Loïc Tribot La Spière : Globalement, non. On va rentrer dans une période de tergiversation. Les remboursements pourraient atteindre 9,2 milliards d'euros, C'est énorme. C'est comme les banques. Vous déposez un chèque, vous ne le recevez sur votre compte que dix jours après. C'est une façon de se sponsoriser, de faire de la trésorerie. En l'occurrence, ce que souhaitent les compagnies aériennes, c'est de dire, "c'est bien votre argent mais c'est plus totalement votre argent, on va le conserver, on va considérer que c'est comme un avoir". Il y a un droit communautaire qui fait s'il y a annulation, il doit y avoir remboursement. C'est un droit et c'est une obligation. La Commission, consciente de l'extrême difficulté des compagnies aériennes, décoche un nouvel argument disant "oui, mais ça pourrait être un bon d'achat". On est quand même dans un espèce de subterfuge. "Ce serait un bon d'achat, il serait garanti, et si la compagnie disparaissait, l'Etat pourrait se porter garant". Cela montre bien l'extrême difficulté et situation financière des compagnies aériennes, dont la plupart d'ailleurs sont amenées à demander des soutiens des Etats.

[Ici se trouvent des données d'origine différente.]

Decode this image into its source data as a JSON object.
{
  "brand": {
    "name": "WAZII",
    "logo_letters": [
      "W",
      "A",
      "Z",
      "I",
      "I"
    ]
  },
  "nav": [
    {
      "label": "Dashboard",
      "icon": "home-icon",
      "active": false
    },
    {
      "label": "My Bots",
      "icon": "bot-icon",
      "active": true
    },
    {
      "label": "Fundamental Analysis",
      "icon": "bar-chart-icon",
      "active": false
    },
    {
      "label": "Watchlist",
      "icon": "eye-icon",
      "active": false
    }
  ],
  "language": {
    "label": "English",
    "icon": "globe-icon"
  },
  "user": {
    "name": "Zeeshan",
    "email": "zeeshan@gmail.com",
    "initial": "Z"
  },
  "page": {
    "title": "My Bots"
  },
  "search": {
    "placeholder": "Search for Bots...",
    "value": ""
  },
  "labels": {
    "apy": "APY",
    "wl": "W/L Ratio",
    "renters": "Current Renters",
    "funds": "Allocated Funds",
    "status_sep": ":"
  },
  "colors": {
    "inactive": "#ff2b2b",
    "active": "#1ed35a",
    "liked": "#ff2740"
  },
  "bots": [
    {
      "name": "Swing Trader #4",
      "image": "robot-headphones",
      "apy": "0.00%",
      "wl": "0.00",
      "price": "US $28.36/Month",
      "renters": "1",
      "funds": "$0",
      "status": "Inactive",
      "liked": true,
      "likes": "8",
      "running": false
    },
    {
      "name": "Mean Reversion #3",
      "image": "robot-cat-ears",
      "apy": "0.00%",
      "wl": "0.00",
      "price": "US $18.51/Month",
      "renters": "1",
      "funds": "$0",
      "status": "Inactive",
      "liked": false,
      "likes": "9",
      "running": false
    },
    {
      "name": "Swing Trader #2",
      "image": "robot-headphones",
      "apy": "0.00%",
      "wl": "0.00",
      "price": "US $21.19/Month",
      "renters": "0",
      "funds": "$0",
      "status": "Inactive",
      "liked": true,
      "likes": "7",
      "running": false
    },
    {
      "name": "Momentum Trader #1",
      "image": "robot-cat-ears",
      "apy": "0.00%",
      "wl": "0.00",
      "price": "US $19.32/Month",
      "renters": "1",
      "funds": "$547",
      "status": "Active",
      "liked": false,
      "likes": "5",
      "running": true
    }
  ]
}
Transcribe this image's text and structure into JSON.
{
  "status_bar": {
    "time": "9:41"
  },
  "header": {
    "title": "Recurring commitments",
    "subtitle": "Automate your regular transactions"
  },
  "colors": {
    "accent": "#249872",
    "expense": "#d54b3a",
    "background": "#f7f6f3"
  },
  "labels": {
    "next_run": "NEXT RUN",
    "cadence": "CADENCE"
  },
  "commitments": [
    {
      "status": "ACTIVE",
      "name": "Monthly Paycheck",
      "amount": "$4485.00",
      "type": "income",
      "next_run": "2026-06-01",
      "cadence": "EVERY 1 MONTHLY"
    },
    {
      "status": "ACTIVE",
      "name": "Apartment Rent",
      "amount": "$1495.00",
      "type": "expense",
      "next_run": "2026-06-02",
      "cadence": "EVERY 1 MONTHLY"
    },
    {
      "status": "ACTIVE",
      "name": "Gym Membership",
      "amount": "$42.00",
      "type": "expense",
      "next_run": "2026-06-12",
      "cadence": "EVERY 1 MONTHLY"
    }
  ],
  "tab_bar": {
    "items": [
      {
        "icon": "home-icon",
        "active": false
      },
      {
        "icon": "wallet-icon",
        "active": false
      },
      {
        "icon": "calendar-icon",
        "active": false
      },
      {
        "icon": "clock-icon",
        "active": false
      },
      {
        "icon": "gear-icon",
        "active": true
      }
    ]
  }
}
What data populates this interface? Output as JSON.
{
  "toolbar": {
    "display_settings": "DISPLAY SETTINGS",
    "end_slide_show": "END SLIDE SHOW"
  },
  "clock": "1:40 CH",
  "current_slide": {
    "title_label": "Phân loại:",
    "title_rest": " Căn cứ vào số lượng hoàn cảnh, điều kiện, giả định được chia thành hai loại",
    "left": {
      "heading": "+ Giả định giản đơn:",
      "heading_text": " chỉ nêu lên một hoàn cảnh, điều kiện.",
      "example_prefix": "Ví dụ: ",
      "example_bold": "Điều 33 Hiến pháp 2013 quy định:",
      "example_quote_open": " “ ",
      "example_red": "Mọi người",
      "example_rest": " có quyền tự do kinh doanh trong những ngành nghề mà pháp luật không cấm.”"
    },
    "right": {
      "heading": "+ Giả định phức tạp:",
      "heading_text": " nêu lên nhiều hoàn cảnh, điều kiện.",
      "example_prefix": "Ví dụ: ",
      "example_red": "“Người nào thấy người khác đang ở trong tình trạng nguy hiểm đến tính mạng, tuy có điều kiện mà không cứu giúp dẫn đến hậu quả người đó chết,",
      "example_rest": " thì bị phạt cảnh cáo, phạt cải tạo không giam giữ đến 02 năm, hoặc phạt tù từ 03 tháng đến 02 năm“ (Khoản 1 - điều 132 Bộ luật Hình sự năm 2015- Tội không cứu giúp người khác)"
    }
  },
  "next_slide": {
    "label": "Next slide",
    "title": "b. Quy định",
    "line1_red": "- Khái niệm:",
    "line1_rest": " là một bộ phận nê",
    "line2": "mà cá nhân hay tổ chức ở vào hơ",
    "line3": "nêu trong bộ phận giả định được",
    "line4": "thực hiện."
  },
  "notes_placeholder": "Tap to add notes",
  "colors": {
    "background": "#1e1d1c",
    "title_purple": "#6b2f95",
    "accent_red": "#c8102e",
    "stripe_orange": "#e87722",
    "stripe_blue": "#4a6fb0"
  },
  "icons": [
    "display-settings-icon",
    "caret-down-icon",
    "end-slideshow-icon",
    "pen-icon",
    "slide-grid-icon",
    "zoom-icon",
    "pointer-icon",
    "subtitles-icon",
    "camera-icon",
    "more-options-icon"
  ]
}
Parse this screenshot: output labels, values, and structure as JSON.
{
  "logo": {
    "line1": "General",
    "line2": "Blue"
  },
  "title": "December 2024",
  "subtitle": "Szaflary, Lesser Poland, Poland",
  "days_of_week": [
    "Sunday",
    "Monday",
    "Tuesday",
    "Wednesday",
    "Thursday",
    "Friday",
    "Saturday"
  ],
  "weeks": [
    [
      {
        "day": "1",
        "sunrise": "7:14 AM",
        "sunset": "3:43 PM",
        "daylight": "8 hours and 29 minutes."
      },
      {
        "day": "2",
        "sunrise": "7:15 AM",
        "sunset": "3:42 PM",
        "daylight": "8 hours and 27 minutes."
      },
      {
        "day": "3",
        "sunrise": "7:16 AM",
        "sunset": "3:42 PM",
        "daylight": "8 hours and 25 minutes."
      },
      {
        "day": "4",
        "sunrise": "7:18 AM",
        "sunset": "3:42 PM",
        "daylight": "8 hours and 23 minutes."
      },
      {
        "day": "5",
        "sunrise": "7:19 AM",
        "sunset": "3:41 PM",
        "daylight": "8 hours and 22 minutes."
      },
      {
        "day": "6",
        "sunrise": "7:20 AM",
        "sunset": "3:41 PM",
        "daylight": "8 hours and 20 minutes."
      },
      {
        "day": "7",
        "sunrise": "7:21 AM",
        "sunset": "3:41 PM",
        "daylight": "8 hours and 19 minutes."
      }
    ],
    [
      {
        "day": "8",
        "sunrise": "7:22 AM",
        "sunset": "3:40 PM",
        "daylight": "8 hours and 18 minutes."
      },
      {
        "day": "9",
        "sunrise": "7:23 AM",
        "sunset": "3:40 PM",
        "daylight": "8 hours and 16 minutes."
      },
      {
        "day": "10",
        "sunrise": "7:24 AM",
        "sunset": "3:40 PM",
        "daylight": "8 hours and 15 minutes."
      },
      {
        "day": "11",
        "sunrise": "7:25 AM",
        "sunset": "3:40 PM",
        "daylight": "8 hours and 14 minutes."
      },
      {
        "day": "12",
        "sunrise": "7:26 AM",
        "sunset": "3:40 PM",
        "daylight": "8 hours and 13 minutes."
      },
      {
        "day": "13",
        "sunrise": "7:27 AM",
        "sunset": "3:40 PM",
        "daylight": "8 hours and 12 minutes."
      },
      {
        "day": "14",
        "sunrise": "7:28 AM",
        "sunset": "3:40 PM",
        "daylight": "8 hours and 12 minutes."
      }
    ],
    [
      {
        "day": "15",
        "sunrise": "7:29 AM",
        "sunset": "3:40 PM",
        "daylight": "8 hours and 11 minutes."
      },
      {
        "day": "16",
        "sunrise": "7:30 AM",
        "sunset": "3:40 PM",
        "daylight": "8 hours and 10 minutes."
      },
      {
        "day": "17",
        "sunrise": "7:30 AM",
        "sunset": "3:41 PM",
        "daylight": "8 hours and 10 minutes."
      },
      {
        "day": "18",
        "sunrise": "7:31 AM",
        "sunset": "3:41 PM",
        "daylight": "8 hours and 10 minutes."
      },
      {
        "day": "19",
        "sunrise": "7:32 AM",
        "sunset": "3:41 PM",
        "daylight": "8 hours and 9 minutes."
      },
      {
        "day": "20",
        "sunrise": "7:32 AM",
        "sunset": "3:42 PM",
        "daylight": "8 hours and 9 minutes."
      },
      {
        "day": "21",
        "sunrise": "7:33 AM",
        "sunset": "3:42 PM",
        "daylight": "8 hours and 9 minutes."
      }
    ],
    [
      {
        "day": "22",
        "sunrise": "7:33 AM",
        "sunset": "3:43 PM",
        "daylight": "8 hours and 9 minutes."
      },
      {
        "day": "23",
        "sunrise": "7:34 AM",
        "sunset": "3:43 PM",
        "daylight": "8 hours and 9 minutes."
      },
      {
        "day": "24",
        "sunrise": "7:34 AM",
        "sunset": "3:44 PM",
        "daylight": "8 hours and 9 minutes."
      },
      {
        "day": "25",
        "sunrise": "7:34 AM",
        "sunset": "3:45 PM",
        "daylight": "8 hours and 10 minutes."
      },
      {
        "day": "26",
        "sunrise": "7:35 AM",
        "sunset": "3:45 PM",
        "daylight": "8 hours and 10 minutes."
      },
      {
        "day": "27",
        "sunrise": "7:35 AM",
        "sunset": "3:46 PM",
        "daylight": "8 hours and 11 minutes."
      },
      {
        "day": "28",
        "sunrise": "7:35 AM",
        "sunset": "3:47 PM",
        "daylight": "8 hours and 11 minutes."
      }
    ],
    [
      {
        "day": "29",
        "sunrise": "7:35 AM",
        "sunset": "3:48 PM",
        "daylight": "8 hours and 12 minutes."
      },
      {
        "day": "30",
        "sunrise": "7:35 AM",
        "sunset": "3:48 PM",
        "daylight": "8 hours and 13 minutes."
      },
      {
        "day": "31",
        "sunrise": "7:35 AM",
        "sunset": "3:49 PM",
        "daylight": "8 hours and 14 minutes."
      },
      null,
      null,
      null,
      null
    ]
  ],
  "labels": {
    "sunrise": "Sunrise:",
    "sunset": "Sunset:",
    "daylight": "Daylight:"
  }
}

Certaines pourraient même se faire nationaliser.
Mais pour les compagnies, c'est une bonne solution, ces bons d'achat ?
C'est une bonne réponse pour les compagnies aériennes. Mais pour le consommateur, c'est un prêt obligatoire, sans intérêt. Ce qui fait que vous prêtez, vous n'avez pas d'intérêt. J'aurais trouvé plus conséquent qu'on puisse dire, vous aurez un petit bonus. Là, c'est dire, "on conserve votre argent, c'est un bon d'achat, vous pourrez vous le faire rembourser dans un an, mais vous n'avez pas d'intérêt". C'est quand même assez surprenant comme méthode. On comprend la situation du transport. Elle est légitime. mais il faut se mettre aussi dans la peau des consommateurs qui sont aussi en difficulté.
Certaines compagnies remboursent d'office. D'autres ont directement proposé cette possibilité de bons d'achat. Comment peut-on expliquer ces différences ?
On peut l'expliquer par le fait de la situation financière de ces compagnies. Certaines étaient en bonne santé avant cette pandémie. et avaient une trésorerie. Donc elles ont encore les moyens. Elles peuvent aussi bénéficier du soutien de leurs Etats en demandant une subventions ou autres chose. Ce qui est le cas, entre autres, de Lufthansa. Le soutien apporté par l'Etat fédéral allemand amènera très certainement à une nationalisation, en partie, de la compagnie aérienne Lufthansa.